Селенин, всегда занятый и мало бывавший в свете, очевидно, ничего не слыхал о романе Нехлюдова; Нехлюдов же, заметив это, решил, что ему и не нужно говорить о своих отношениях к Масловой.

– Да, но ведь и теперь очевидно было, что решение нелепо, – сказал он.

– Сенат не имеет права сказать этого. Если бы сенат позволял себе кассировать решения судов на основании своего взгляда на справедливость самих решений, не говоря уже о том, что сенат потерял бы всякую точку опоры и скорее рисковал бы нарушать справедливость, чем восстановлять ее, – сказал Селенин, вспоминая предшествовавшее дело, – не говоря об этом, решения присяжных потеряли бы все свое значение.

– Я только одно знаю, что женщина эта совершенно невинна и последняя надежда спасти ее от незаслуженного наказания потеряна. Высшее учреждение подтвердило совершенное беззаконие.

– Оно не подтвердило, потому что не входило и не может входить в рассмотрение самого дела, – сказал Селенин, щуря глаза. – Ты, верно, у тетушки остановился, – прибавил он, очевидно желая переменить разговор. – Я вчера узнал от нее, что ты здесь. Графиня приглашала меня вместе с тобой присутствовать на собрании приезжего проповедника, – улыбаясь губами, сказал Селенин.

– Да, я был, но ушел с отвращением, – сердито сказал Нехлюдов, досадуя на то, что Селенин отводит разговор на другое.

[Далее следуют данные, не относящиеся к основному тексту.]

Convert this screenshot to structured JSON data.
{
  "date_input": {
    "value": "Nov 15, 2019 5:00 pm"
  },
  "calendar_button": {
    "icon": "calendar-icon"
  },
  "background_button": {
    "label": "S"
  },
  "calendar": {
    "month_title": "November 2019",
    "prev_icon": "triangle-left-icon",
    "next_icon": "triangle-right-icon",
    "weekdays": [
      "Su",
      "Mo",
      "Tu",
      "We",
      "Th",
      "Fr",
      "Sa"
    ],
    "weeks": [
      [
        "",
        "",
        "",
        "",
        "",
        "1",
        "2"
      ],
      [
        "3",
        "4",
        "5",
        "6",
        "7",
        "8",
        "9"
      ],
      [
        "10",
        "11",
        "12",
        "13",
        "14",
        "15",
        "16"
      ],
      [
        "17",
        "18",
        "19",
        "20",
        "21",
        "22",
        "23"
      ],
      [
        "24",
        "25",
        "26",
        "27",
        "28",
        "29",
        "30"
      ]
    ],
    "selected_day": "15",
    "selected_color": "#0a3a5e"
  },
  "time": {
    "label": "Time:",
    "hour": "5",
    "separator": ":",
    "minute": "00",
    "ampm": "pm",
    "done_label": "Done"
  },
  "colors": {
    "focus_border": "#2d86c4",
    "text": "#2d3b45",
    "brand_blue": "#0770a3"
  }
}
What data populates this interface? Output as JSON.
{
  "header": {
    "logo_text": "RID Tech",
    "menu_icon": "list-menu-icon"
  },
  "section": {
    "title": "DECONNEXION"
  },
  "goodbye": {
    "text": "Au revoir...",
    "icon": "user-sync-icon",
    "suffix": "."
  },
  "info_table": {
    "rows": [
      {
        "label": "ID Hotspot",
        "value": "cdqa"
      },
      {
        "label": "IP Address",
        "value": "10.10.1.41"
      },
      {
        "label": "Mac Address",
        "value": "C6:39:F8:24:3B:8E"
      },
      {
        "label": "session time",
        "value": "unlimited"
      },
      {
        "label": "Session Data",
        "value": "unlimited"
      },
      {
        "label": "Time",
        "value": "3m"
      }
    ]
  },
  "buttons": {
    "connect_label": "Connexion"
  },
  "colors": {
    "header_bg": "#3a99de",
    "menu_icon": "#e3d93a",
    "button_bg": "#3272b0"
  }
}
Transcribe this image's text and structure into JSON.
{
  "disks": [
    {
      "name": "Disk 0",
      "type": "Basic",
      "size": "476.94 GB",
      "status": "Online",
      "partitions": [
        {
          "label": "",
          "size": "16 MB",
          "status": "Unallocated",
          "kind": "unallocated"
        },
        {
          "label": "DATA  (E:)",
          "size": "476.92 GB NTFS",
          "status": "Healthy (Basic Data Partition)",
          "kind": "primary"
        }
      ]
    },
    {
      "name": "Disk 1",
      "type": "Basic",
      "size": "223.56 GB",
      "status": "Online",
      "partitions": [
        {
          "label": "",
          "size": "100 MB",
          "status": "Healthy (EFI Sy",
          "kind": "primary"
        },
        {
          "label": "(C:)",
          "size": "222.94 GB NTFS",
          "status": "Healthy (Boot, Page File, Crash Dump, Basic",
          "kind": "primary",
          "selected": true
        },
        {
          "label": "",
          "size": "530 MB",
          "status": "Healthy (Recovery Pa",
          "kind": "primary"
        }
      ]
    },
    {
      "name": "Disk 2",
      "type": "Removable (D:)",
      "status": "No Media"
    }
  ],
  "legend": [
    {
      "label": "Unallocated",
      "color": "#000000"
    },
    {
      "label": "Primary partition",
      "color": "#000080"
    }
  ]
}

– Ну, отчего ж с отвращением? Все-таки это проявление религиозного чувства, хотя и одностороннее, сектантское, – сказал Селенин.

– Это какая-то дикая бессмыслица, – сказал Нехлюдов.

– Ну, нет. Тут странно только то, что мы так мало знаем учение нашей церкви, что принимаем за какое-то новое откровение наши же основные догматы, – сказал Селенин, как бы торопясь высказать бывшему приятелю свои новые для него взгляды.

Нехлюдов удивленно-внимательно посмотрел на Селенина. Селенин не опустил глаз, в которых выразилась не только грусть, но и недоброжелательство.

– Да ты разве веришь в догматы церкви? – спросил Нехлюдов.

– Разумеется, верю, – отвечал Селенин, прямо и мертво глядя в глаза Нехлюдову.

Нехлюдов вздохнул.

– Удивительно, – сказал он.

– Впрочем, мы после поговорим, – сказал Селенин. – Иду, – обратился он к почтительно подошедшему к нему судебному приставу. – Непременно надо видеться, – прибавил он, вздыхая. – Только застанешь ли тебя? Меня же всегда застанешь в семь часов, к обеду. Надеждинская, – он назвал номер. – Много с тех пор воды утекло, – прибавил он, уходя, опять улыбаясь одними губами.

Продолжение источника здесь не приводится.